Any cross section of the cut pyramid made parallel to the square base will look either one square where the cuts did not reach, or four disconnected squares where the cuts did reach.  The deepest point the cuts can reach is 1 - sqrt[3]/2 units in from the base, assuming the bases edges are 1 unit.  If the cross section is at a height x from the base, then the cuts at that point are 1-2*sqrt[2x-x^2] and the cross section will have a total width of 1-2x.

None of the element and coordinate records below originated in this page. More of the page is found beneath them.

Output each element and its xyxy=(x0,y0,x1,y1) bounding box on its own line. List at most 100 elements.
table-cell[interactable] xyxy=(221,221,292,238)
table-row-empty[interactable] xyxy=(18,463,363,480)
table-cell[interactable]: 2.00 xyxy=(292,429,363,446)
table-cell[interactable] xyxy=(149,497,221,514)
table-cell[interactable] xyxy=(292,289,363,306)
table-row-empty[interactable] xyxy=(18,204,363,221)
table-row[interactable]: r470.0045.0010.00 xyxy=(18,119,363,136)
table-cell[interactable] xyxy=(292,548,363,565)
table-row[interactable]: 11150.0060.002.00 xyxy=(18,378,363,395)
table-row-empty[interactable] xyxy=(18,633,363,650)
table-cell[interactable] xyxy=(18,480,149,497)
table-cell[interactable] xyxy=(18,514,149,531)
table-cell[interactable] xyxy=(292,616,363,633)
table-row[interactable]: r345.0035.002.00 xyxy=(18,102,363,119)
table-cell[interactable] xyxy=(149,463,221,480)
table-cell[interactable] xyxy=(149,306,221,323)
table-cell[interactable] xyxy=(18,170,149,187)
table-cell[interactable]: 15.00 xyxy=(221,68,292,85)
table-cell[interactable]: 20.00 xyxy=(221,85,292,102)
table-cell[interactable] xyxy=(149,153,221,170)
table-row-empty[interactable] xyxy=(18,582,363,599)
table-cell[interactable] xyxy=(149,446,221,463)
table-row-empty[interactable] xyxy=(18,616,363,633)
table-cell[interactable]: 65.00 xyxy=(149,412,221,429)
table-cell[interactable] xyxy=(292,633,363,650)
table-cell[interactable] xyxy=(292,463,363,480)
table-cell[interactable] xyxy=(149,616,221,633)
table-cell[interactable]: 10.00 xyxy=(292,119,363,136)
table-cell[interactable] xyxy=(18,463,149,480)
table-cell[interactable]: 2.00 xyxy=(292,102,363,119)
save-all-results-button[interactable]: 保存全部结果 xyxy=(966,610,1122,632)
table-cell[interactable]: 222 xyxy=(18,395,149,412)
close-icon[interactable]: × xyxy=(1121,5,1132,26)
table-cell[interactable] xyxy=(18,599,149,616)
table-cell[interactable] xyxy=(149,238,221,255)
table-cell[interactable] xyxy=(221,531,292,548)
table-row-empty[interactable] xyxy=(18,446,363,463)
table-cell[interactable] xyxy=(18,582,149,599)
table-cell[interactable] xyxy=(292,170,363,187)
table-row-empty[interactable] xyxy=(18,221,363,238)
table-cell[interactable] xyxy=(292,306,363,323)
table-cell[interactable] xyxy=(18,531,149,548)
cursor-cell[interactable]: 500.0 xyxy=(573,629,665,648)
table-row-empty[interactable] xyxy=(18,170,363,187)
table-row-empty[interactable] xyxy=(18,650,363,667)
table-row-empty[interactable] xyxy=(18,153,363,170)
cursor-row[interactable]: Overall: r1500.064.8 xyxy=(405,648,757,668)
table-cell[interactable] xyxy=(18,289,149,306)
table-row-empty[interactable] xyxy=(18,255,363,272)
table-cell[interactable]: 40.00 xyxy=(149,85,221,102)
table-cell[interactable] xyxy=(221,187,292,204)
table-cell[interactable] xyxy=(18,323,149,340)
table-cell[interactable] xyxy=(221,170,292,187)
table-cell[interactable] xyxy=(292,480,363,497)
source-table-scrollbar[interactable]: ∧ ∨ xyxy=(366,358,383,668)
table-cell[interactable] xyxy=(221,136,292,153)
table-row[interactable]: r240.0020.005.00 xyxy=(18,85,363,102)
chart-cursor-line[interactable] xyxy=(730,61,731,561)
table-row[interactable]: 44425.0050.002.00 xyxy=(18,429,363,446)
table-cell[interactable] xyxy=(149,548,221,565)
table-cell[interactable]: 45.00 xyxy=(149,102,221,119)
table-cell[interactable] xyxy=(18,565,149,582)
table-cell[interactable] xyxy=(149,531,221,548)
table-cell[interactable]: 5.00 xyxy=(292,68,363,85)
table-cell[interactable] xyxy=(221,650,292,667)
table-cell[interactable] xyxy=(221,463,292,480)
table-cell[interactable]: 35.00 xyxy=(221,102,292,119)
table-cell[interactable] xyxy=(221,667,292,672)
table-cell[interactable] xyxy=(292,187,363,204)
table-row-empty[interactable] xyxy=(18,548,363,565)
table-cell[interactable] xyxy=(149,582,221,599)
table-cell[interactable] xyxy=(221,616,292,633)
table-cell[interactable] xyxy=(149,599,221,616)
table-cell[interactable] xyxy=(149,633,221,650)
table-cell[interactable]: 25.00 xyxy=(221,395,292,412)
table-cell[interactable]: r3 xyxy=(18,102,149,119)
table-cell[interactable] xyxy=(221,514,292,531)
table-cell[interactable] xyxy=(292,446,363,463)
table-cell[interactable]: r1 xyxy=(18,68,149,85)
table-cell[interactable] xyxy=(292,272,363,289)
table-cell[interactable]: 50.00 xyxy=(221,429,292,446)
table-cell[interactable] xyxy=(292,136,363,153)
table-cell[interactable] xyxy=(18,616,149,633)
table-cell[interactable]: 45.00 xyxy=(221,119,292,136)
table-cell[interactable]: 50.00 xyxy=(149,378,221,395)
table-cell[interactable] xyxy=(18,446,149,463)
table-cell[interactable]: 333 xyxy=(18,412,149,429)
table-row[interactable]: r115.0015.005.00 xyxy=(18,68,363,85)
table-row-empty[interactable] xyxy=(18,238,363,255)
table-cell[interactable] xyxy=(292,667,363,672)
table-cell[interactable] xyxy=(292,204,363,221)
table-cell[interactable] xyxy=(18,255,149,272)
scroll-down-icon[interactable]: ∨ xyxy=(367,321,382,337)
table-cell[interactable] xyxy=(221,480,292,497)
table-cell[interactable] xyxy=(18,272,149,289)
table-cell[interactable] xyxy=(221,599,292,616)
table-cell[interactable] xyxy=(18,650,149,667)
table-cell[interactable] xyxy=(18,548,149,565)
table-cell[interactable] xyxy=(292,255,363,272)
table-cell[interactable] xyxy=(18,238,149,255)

The total area removed from such a cross section equals
2*(1-2x)*(1-2*sqrt[2x-x^2]) - (1-2*sqrt[2x-x^2])^2
Integrating this expression from x = 0 to x = 1 - sqrt[3]/2 will give the total volume removed from each pyramid.  Six times this value will be the total amount removed from the cube.

After simplifying the expression, the integral is:
Integ{1-sqrt[3]/2, 0} {1 - 12x + 4x^2 + 8x*sqrt[2x-x^2]} dx

This integral can be calculated by splitting it into three smaller integrals:
Integ{1-sqrt[3]/2, 0} {1 - 12x + 4x^2} dx
Integ{1-sqrt[3]/2, 0} {(8x-8)*sqrt[2x-x^2]} dx
Integ{1-sqrt[3]/2, 0} {8*sqrt[2x-x^2]} dx

The first integral evaluates to (18*sqrt[3] - 31)/6
Using the substitution y=2x-x^2, the second integral evaluates to -1/3
Using the substitution sin[t] = x-1, the third integral evaluates to 2*pi/3 - sqrt[3]

The sum of the small integrals makes the large integral equal to
(-33 + 12*sqrt[3] + 4*pi)/6
and the total volume removed from the cube equal to
-33 + 12*sqrt[3] + 4*pi = .350980305186
This agrees with Charlie's numerical integration of 35.1%